When Mom and Dad were dressing, they’d angle the door at a slant and voila! They had all the privacy they needed. Same thing when Mike needed a temporary door in front of his room, and ditto for us four sisters who shared one bedroom. Joyce, with a low tolerance level, couldn’t stand sharing, so one of the two closets became her bedroom. Lucky for her she weighed about 95 pounds or she’d never would have fit into that cubbyhole.

One sister is lucky, the other one is not. One sister is safely ensconced in her closet and the other is out in the hall with an unknown hazard.
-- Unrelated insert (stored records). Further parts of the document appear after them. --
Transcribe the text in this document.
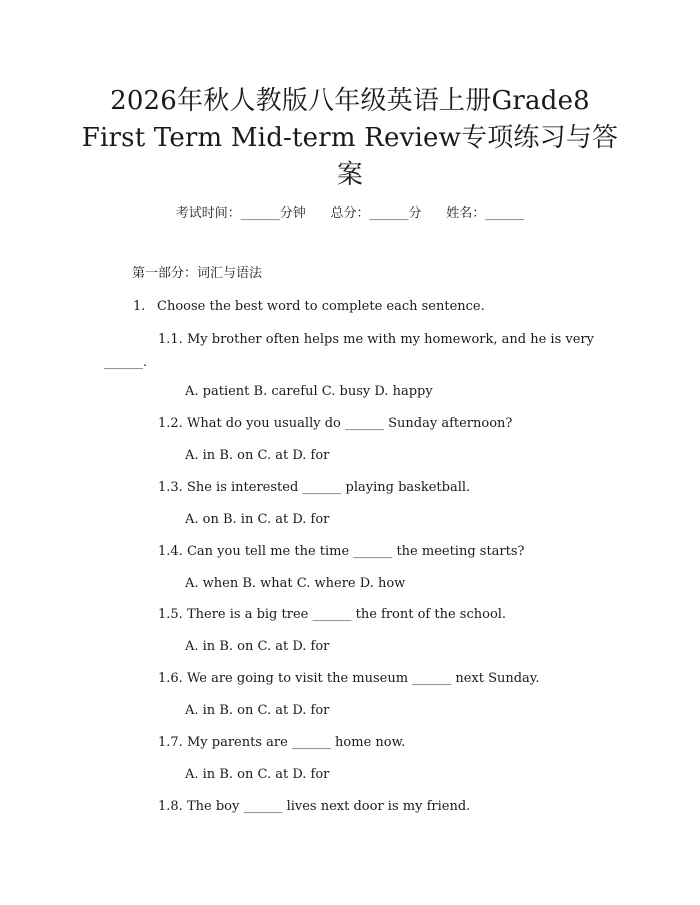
2026年秋人教版八年级英语上册Grade8
First Term Mid-term Review专项练习与答
案
考试时间：______分钟      总分：______分      姓名：______
第一部分：词汇与语法
1. Choose the best word to complete each sentence.
1.1. My brother often helps me with my homework, and he is very
______.
A. patient B. careful C. busy D. happy
1.2. What do you usually do ______ Sunday afternoon?
A. in B. on C. at D. for
1.3. She is interested ______ playing basketball.
A. on B. in C. at D. for
1.4. Can you tell me the time ______ the meeting starts?
A. when B. what C. where D. how
1.5. There is a big tree ______ the front of the school.
A. in B. on C. at D. for
1.6. We are going to visit the museum ______ next Sunday.
A. in B. on C. at D. for
1.7. My parents are ______ home now.
A. in B. on C. at D. for
1.8. The boy ______ lives next door is my friend.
Poor Beth, she was afraid of that big wooden door from the very beginning. You could see her zigzagging down the hall as she was carrying it to our room. I couldn’t even offer to help because the hall was too narrow for two people to maneuver anything. On that dark day I think things might have turned out very differently if it wasn’t for her county-western, Dolly Parton-style hairdo. I tell ya, if the doorway was even an eighth of an inch smaller, her head wouldn’t have fit through.

“Gotta remember to put the door at a 60-degree angle,” Beth muttered to herself, but “30, 60, 90 degrees, what difference does it make?” she thought aloud.
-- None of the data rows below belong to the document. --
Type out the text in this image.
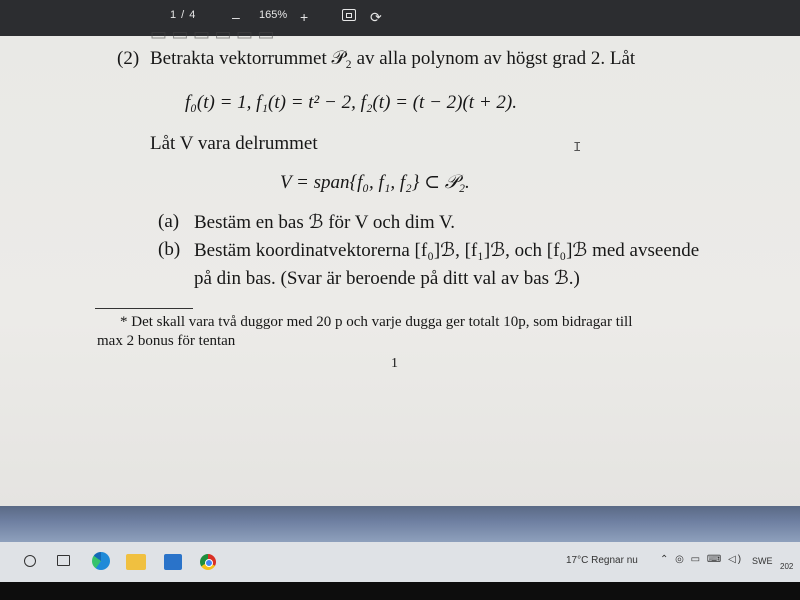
1 / 4	– 165% +	⟳
▭ ▭ ▭ ▭ ▭ ▭
(2) Betrakta vektorrummet 𝒫₂ av alla polynom av högst grad 2. Låt
f₀(t) = 1, f₁(t) = t² − 2, f₂(t) = (t − 2)(t + 2).
Låt V vara delrummet	I
V = span{f₀, f₁, f₂} ⊂ 𝒫₂.
(a) Bestäm en bas ℬ för V och dim V.
(b) Bestäm koordinatvektorerna [f₀]ℬ, [f₁]ℬ, och [f₀]ℬ med avseende
på din bas. (Svar är beroende på ditt val av bas ℬ.)
* Det skall vara två duggor med 20 p och varje dugga ger totalt 10p, som bidragar till
max 2 bonus för tentan
1
17°C Regnar nu ⌃ ◎ ▭ ⌨ ◁) SWE
202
The difference was almost between life and death.

I can still hear that horrible crashing thud, still envision myself running out of the bedroom, not seeing or hearing Beth and screaming, “Beth is dead, she’s dead!”

“Where is Beth?” Michael calmly inquired as he emerged from his room. Our very mature‑for‑his‑age brother always reacted with his intellect rather than his emotions. Hysterically sobbing Joyce and Mary Paula flung themselves on TOP of the fallen door that had flattened our sister. Our frantic mother barely made it up the stairs, but she had the presence of mind to push the girls away and, with trembling hands, lifted up the door, expecting to find the worst. And why not? Hadn’t the whole family paraded into last Sunday’s Mass a good fifteen minutes late?

You can’t just give God a few minutes out of a whole week and expect prayers to be answered like, “Please dear God, don’t let Beth be, you know, the D‑word.” But God doesn’t hold a grudge, so there lay Beth, face down and breathing! She had been knocked out cold, and a wet cloth on her face is what revived her after it had been applied to OUR faces, the useless trio that her three sisters were. Even through all that fat hair of hers, a big goose egg was emerging, but all that mattered is that she was alive and hopefully not brain‑damaged.

Don’t expect me to EVER tell you about our pillow set‑up. Our family does have some pride, you know.

(Footnote: That ugly farmhouse eventually became like a mini-estate, with passersby slowing down for a look, and not, instead, speeding by.)